Liberia’s Central Bank Denies Artificial Exchange Rate Drop While Pushing to Curb Inflation Nearing 16%
- Michael T
- Sep 10
- 2 min read

MONROVIA, Sept. 10, 2025 — Liberia’s Central Bank is denying accusations that it engineered an artificial drop in the U.S. dollar exchange rate, even as evidence points to deliberate currency rationing intended to curb inflation now nearing 16 percent.
The bank attributed the rapid fall of the exchange rate—from 200 to 184 and down to 170 on the parallel market—to a strengthening Liberian dollar. But scrutiny from market data, trading trends, and the bank’s own acknowledgments of “currency sterilization” indicate otherwise. Analysts say the real driver is intentional liquidity tightening, designed to restrict Liberian dollar supply under the guise of defending the currency.

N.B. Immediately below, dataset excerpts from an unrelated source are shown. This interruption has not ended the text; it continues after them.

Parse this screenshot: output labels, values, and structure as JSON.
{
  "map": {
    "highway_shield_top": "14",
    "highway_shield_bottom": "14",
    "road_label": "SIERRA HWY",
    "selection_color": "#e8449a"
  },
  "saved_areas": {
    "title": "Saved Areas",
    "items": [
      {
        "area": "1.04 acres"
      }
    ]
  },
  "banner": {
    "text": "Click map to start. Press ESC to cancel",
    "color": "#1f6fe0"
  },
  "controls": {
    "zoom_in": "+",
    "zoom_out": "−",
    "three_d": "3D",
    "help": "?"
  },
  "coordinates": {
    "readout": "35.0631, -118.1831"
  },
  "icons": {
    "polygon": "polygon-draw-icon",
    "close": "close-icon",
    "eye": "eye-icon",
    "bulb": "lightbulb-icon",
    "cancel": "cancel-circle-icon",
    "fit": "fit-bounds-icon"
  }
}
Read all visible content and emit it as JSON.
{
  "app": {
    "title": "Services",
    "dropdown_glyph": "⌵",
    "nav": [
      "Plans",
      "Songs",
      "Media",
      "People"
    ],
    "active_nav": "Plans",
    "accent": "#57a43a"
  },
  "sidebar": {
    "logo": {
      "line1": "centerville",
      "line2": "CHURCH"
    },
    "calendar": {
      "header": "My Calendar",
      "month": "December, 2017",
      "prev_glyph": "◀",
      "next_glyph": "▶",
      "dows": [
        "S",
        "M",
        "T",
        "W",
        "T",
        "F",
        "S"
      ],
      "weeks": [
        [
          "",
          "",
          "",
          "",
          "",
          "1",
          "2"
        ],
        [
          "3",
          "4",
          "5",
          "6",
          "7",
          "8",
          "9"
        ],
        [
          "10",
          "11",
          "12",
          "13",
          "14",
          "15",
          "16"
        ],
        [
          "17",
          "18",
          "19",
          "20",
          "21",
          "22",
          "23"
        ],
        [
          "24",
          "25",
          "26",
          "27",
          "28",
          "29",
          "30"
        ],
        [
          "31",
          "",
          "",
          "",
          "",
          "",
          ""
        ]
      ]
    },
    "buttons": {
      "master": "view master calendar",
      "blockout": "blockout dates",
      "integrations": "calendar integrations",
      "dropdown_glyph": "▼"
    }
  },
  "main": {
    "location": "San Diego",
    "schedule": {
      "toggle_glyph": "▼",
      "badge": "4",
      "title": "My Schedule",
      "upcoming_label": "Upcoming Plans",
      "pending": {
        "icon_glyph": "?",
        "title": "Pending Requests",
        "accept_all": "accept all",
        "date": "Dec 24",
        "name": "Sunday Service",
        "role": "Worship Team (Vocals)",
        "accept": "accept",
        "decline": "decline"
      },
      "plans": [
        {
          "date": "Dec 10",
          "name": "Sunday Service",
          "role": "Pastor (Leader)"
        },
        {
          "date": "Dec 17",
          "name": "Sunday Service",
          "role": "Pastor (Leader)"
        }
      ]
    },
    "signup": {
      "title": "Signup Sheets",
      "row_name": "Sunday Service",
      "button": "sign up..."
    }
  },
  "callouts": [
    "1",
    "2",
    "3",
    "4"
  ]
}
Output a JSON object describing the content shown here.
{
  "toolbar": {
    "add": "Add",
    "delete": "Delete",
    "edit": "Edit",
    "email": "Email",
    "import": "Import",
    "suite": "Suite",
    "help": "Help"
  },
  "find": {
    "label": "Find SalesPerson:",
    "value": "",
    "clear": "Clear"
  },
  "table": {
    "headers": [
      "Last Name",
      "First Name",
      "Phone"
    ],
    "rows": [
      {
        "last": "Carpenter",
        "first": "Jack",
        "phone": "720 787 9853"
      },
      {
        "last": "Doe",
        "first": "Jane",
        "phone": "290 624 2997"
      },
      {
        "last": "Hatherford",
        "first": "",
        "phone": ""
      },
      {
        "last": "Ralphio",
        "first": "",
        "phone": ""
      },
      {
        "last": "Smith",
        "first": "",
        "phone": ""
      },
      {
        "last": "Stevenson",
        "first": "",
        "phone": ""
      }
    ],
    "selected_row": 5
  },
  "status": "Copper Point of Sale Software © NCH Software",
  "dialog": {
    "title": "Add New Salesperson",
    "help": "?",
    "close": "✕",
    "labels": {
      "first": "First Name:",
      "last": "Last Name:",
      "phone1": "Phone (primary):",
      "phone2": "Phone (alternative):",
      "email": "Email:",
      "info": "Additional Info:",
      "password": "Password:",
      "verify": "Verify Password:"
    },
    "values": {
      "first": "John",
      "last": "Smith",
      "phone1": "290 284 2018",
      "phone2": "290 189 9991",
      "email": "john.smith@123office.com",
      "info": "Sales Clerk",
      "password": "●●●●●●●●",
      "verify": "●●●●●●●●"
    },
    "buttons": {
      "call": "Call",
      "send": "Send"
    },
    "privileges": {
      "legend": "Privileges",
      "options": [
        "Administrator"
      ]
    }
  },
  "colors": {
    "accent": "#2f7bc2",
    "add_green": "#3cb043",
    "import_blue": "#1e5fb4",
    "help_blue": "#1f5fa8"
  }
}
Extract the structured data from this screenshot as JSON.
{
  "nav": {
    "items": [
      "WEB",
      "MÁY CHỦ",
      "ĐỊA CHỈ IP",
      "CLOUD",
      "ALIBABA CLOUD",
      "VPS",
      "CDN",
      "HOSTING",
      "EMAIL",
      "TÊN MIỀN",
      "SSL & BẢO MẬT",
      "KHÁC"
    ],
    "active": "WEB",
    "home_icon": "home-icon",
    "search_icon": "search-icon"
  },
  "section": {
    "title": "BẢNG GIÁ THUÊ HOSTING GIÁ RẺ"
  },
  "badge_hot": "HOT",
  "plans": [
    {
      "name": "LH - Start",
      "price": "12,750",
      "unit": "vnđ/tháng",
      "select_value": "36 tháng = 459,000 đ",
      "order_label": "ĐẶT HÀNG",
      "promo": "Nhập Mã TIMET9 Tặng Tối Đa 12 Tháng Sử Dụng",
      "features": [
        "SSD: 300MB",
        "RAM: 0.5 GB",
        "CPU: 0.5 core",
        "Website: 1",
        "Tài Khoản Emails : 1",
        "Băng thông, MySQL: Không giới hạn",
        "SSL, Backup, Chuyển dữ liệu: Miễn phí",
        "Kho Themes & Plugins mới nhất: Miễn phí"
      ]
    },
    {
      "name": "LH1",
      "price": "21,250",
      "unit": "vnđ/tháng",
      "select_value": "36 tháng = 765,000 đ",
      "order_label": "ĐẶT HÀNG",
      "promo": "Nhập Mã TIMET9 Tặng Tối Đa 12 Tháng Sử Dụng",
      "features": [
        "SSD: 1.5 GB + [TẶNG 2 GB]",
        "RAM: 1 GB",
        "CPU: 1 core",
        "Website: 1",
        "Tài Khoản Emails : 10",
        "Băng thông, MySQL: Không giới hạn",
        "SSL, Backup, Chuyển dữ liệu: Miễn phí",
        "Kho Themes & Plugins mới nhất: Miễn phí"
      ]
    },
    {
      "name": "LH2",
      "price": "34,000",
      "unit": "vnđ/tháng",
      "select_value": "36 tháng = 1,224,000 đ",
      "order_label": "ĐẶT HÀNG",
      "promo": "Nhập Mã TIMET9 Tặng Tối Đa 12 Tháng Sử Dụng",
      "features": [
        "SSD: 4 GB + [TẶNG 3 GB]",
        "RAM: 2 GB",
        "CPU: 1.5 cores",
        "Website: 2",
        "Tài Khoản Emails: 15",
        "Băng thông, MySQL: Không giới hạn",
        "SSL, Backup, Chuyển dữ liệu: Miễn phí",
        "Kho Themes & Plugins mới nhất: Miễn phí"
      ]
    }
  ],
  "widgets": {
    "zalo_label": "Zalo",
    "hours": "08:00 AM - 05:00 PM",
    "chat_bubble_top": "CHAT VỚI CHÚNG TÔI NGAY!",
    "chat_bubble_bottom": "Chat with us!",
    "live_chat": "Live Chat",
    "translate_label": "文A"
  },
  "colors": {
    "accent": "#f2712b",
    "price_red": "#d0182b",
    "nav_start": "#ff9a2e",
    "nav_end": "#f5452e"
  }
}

Policy shifts throughout 2025 reveal a broader pattern. The Central Bank raised its Monetary Policy Rate to 17.25 percent and reinforced commercial bank reserve requirements—25 percent on the Liberian dollar and 10 percent on U.S. dollars. Through CBL Bills and other measures, excess liquidity was steadily absorbed from the system. Currency in circulation rose by just 2.6 percent, even as inflation climbed and the economy expanded—statistical evidence of deliberate rationing.
The human cost of these policies is mounting. Public workers, including teachers, nurses, and police officers, typically receive 30 percent of their salaries in Liberian dollars. With a weakened currency, workers are buying less, and inflation is driving up daily expenses, causing their real incomes to continue eroding. From food to housing, families are struggling to keep pace with rising costs.
While the Central Bank publicly dismisses accusations of dollar hoarding and insists the exchange rate reflects market forces, its tightening measures suggest otherwise. The contradiction between official messaging and economic reality is deepening distrust in the bank.
Economists warn that unless policymakers act with transparency and shift toward measures such as inflation-indexed wages, the credibility gap will continue to widen. For now, many Liberians continue to feel the pain of policies aimed at stabilizing the economy but squeezing household finances.